Battle, Abbey of
BATTLE, ABBEY OF
Former benedictine monastery near Hastings, Sussex, England, founded 1067. To commemorate the Battle of Hastings (1066) and his victory over Harold, william i the Conqueror founded on the site of the battle an abbey dedicated to the Holy Trinity, St. Mary, and St. Martin and endowed it with all the lands within a radius of a mile and a half, as well as with several other manors in Kent and Sussex. The original community was drawn from the famous Abbey of marmoutier, near Tours, whose abbots also appointed the first two abbots of Battle, even though Battle was never a dependency of Marmoutier.

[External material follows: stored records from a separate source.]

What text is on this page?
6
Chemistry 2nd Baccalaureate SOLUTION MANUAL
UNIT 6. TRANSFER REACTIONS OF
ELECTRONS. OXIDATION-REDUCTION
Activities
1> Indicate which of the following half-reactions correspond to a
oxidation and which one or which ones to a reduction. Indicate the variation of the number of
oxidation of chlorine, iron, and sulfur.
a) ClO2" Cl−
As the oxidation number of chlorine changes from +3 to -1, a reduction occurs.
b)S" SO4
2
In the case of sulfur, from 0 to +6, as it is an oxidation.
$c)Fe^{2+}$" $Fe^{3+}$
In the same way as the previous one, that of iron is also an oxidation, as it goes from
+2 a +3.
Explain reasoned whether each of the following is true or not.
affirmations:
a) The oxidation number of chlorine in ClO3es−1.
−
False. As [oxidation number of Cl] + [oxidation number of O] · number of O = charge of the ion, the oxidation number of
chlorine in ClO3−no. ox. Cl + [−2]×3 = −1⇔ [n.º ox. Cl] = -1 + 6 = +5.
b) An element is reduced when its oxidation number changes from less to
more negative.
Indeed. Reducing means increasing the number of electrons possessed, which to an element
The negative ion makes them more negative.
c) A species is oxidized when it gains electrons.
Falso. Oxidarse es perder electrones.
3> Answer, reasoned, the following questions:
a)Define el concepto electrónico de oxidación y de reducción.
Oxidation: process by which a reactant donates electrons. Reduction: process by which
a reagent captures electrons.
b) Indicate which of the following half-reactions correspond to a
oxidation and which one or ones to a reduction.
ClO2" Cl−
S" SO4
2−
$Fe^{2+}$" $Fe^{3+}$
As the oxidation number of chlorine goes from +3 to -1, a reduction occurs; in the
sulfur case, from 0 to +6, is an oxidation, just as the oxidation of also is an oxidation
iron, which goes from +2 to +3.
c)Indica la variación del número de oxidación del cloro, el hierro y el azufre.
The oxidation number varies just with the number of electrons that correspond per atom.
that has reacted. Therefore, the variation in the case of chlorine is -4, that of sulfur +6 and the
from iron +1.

Among the privileges of the abbey were the rights of sanctuary, of treasure trove, of free warren, of inquest, and of certain exemptions from episcopal jurisdiction. These exemptions led to a series of disputes with the bishop of chichester, settled finally by the Compositio of 1235. While the abbey was not exempt from the metropolitan visitations of the archbishop of Canterbury, the episcopal visitation occurred only triennially and had to be carried out by two monks, of whom one was elected by the bishop and the other by the community itself. From 1295 to 1538 the abbots of Battle sat in the House of Lords. The abbey was suppressed in 1539; its annual income amounted then to £900, and the community consisted of the abbot and only 16 monks.

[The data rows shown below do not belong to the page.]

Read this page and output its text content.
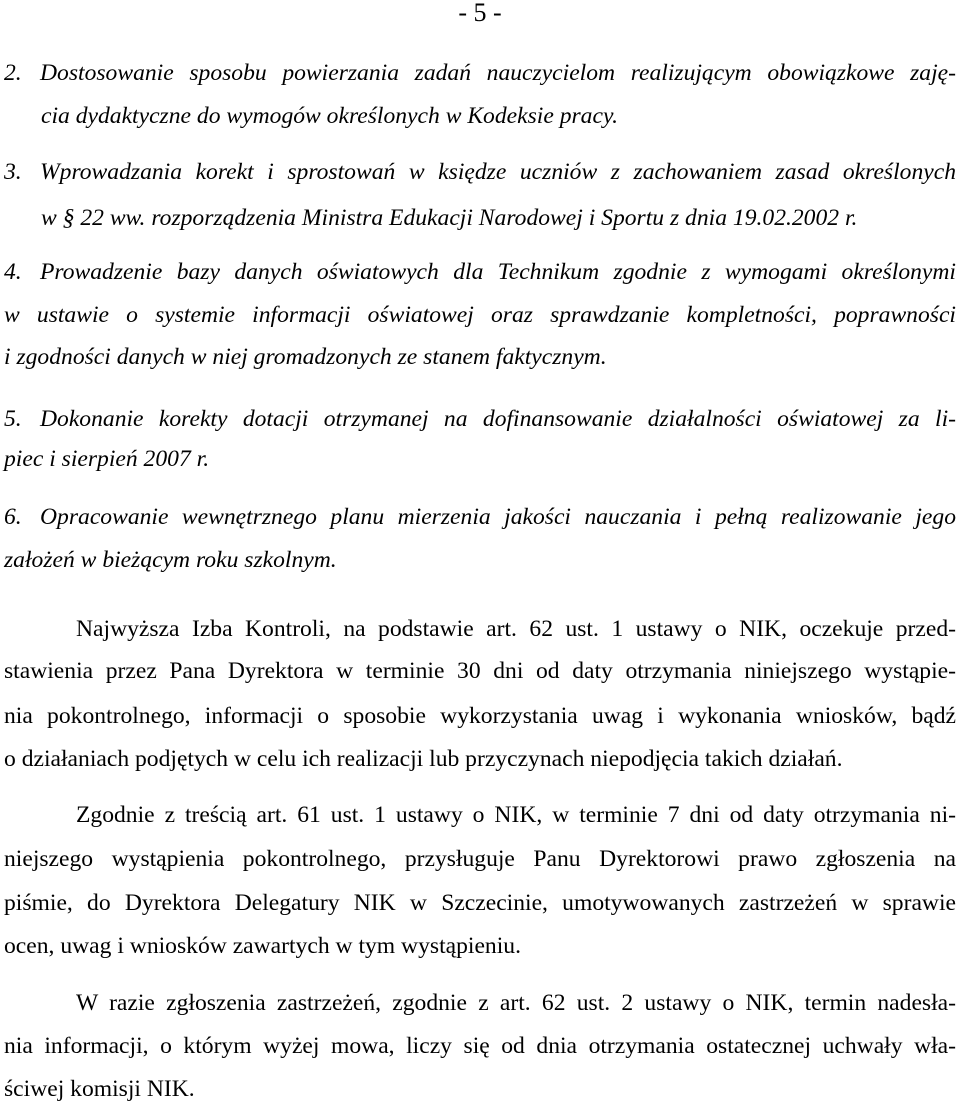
- 5 -
2. Dostosowanie sposobu powierzania zadań nauczycielom realizującym obowiązkowe zaję-
cia dydaktyczne do wymogów określonych w Kodeksie pracy.
3. Wprowadzania korekt i sprostowań w księdze uczniów z zachowaniem zasad określonych
w § 22 ww. rozporządzenia Ministra Edukacji Narodowej i Sportu z dnia 19.02.2002 r.
4. Prowadzenie bazy danych oświatowych dla Technikum zgodnie z wymogami określonymi
w ustawie o systemie informacji oświatowej oraz sprawdzanie kompletności, poprawności
i zgodności danych w niej gromadzonych ze stanem faktycznym.
5. Dokonanie korekty dotacji otrzymanej na dofinansowanie działalności oświatowej za li-
piec i sierpień 2007 r.
6. Opracowanie wewnętrznego planu mierzenia jakości nauczania i pełną realizowanie jego
założeń w bieżącym roku szkolnym.
Najwyższa Izba Kontroli, na podstawie art. 62 ust. 1 ustawy o NIK, oczekuje przed-
stawienia przez Pana Dyrektora w terminie 30 dni od daty otrzymania niniejszego wystąpie-
nia pokontrolnego, informacji o sposobie wykorzystania uwag i wykonania wniosków, bądź
o działaniach podjętych w celu ich realizacji lub przyczynach niepodjęcia takich działań.
Zgodnie z treścią art. 61 ust. 1 ustawy o NIK, w terminie 7 dni od daty otrzymania ni-
niejszego wystąpienia pokontrolnego, przysługuje Panu Dyrektorowi prawo zgłoszenia na
piśmie, do Dyrektora Delegatury NIK w Szczecinie, umotywowanych zastrzeżeń w sprawie
ocen, uwag i wniosków zawartych w tym wystąpieniu.
W razie zgłoszenia zastrzeżeń, zgodnie z art. 62 ust. 2 ustawy o NIK, termin nadesła-
nia informacji, o którym wyżej mowa, liczy się od dnia otrzymania ostatecznej uchwały wła-
ściwej komisji NIK.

Bibliography: Chronicon monasterii de Bello, ed. j. s. brewer (London 1846). The Chronicle of Battle Abbey, 1066–1176, tr. m. a. lower (London 1851). w. dugdale, Monasticon Anglicanum (London 1655–73) best ed. by j. caley et al., 6 v. (1817–30) 3:233–259. Custumals of Battle Abbey …, 1283–1312, ed. s. r. scargillbird (Camden Soc., NS 41; London 1887). h. w. c. davis, "The Chronicle of Battle Abbey," English Historical Review 29 (1914) 426–434. r. graham, "The Monastery of Battle," in English Ecclesiastical Studies 29 (1929). The Victoria History of the County of Sussex, ed. w. page (London 1905–) v. 2. Descriptive Catalogue of the Original Charters … (London 1835). The Sussex Archaeological Collections (Sussex Archaeological Society) v. 3, 17.